Stéphane Fontaine | ‘Jackie’

- calendar@latimes.com

The scene: In a moment of quiet aboard Air Force One, Jackie Kennedy allows the shock of JFK’s assassinat­ion to sink in. As Lyndon Johnson takes the oath of office, the apparatus of government moves to restore normalcy, but Jackie resists the suggestion that she change into an outfit that’s not stained with her husband’s blood: “Let them see what they’ve done.”

Shot significan­ce: “Jackie,” which was written by Noah Oppenheim and directed by Pablo Larraín, casts the first lady as the nation’s image-maker-in-chief, a woman whose understand­ing of visual power goes far beyond her status as a fashion icon. We’ve already seen her leading a camera crew through the White House for the first time, a tour that ends with a staged appearance by her husband that restores her to her place as the world’s most powerful housewife. But after his death, she becomes the guardian of his legacy, the creator of Camelot, and it all begins with that fateful moment.

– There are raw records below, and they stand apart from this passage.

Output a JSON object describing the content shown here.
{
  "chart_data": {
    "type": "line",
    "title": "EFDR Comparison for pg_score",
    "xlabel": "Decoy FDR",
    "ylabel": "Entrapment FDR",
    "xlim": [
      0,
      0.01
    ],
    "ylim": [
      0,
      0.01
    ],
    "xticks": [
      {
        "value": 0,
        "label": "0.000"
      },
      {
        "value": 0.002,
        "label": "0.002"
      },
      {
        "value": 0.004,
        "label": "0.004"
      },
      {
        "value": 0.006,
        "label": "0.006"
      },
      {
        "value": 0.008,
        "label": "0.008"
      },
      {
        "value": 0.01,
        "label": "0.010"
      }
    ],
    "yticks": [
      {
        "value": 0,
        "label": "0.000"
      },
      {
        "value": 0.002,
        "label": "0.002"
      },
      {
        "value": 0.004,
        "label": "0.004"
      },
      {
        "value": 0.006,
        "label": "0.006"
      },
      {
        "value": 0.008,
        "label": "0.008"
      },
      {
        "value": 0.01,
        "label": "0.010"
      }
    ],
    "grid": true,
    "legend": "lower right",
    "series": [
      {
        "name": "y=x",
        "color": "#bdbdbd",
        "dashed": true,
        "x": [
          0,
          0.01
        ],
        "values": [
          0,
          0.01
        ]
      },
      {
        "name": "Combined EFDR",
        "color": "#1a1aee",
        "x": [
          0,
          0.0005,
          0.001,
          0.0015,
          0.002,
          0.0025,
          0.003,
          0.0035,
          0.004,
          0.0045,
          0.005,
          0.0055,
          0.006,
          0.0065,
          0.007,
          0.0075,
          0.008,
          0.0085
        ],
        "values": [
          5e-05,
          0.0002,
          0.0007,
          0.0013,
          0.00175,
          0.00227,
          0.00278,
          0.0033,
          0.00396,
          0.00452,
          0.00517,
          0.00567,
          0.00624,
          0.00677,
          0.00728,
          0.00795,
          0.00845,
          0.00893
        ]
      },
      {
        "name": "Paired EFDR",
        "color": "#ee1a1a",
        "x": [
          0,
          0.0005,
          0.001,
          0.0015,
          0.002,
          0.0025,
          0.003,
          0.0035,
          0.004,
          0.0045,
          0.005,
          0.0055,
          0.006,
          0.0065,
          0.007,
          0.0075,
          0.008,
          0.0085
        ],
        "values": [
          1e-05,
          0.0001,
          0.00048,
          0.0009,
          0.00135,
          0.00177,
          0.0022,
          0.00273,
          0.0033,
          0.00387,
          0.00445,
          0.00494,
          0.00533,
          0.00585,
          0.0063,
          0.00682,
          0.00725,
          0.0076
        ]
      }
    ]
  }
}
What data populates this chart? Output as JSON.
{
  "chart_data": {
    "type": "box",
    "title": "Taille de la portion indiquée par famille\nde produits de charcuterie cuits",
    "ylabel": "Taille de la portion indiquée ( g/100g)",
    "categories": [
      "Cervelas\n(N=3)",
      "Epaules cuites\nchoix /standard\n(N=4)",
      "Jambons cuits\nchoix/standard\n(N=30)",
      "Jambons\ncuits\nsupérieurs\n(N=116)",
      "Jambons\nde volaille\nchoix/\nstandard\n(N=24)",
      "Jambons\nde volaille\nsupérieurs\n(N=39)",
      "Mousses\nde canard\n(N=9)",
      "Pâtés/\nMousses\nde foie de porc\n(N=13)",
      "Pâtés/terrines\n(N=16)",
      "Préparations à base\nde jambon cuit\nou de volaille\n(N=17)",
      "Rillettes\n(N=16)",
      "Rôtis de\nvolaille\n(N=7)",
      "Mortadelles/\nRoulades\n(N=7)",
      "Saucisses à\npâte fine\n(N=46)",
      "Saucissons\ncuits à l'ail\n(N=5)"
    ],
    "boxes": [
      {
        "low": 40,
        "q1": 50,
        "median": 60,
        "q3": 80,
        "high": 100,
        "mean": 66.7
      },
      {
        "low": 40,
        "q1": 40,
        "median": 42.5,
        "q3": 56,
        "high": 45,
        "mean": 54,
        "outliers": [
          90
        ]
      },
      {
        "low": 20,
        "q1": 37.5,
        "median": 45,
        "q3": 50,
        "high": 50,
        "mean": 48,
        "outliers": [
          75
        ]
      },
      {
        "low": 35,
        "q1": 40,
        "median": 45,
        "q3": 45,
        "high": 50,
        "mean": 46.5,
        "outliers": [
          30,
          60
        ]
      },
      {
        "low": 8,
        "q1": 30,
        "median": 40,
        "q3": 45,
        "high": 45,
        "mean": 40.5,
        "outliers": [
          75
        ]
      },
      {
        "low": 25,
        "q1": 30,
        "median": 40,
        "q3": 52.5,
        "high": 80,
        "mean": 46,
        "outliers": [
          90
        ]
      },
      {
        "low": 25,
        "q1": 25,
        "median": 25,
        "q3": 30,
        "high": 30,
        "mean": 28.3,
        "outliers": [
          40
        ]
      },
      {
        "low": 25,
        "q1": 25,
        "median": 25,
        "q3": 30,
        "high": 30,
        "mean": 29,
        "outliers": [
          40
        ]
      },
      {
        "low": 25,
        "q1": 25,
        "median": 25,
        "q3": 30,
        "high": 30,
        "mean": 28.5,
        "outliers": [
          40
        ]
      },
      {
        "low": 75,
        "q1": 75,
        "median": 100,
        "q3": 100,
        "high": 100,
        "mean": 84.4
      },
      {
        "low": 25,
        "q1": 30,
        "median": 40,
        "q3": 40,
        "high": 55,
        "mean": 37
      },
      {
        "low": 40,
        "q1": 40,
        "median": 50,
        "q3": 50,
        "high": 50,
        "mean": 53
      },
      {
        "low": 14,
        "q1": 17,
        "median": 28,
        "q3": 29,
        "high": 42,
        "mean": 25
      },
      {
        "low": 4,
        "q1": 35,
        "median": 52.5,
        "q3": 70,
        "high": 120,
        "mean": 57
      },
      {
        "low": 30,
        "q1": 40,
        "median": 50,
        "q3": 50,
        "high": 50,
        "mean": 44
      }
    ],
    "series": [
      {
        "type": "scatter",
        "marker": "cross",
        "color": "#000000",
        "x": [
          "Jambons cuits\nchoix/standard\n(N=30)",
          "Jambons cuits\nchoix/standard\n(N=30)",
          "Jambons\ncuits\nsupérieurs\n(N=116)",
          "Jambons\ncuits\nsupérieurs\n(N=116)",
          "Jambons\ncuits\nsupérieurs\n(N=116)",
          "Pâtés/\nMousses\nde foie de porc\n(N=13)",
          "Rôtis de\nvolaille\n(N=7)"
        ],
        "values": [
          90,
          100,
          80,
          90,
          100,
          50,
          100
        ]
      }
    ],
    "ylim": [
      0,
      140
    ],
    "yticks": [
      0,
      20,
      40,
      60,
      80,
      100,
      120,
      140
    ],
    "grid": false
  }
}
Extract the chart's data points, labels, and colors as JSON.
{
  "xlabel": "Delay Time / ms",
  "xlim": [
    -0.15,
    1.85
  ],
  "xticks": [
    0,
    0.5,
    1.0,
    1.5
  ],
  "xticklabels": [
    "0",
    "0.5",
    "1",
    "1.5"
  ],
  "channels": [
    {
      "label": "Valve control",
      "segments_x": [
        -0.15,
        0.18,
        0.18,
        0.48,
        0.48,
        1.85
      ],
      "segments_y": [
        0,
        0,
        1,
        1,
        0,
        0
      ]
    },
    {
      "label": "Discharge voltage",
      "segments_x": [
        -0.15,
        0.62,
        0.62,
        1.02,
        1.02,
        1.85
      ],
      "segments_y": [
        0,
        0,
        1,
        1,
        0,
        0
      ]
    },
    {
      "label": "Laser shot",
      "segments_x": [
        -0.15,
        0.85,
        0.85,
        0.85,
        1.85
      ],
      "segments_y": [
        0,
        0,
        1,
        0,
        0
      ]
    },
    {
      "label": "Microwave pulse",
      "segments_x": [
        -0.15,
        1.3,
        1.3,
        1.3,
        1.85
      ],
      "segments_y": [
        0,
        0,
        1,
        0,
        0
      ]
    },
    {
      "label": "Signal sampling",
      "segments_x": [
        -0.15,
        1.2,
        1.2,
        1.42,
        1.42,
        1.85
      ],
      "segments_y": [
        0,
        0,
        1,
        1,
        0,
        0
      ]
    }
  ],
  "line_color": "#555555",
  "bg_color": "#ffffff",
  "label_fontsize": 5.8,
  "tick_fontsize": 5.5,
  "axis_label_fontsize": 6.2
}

Birth of the shot: For much of the shoot, “Jackie” took what cinematogr­apher Fontaine calls “a cubist approach to storytelli­ng.” Using 16 millimeter to emulate the feel of period footage — apart from the White House tour, which was shot with vintage video cameras — they filmed the same scenes in multiple locations and intercut the results, using wideangle lenses and improvisat­ion to give Natalie Portman freedom to move and react in character. “We wanted to stay close to her but not lose the background,” Fontaine explains. “Natalie would walk pretty much where she wanted to, stay far, come close. I’m not even sure she would know herself what she was about to do or say. It was like a ballet between her and the camera.”

On Air Force One, though, that freedom comes to an abrupt end. For this specific moment, Fontaine says, “nothing else could really matter.” After trying to hold the fragments of her husband’s shattered skull together as they sped down the Dallas freeway, Jackie is at her most helpless, and the scene’s distinct staging needed to reflect that.

Making it work: Much of the film plays out in close-ups of Portman’s face, but on Air Force One, Fontaine chose to use a long lens for the only time on the shoot. Instead of being in documentar­y-style focus, the world around her becomes a blur. “It tells us and it tells Jackie as well that everything that we had before is gone forever, and from then on, she will be in a different world,” Fontaine explains. “The world she knew before is gone.”

Although the scene wasn’t shot on a real plane, Fontaine and Larraín chose to stick as close to reality as they could. “Although we were shooting in studio, we didn’t want to benefit from any of the advantages of being in a studio,” Fontaine says. They did, he admits, lengthen Air Force One by a few feet, but Portman was still physically confined by the size of the set and hemmed in by history. “I think every word was written. The dialogue was very precise.” Despite the strictures and the emotional intensity, he says, Portman kept things flowing smoothly. “She has this amazing quality of staying focused and being at the same time totally easygoing during takes, very laid back,” he says. “It should be more common among actors, I think.”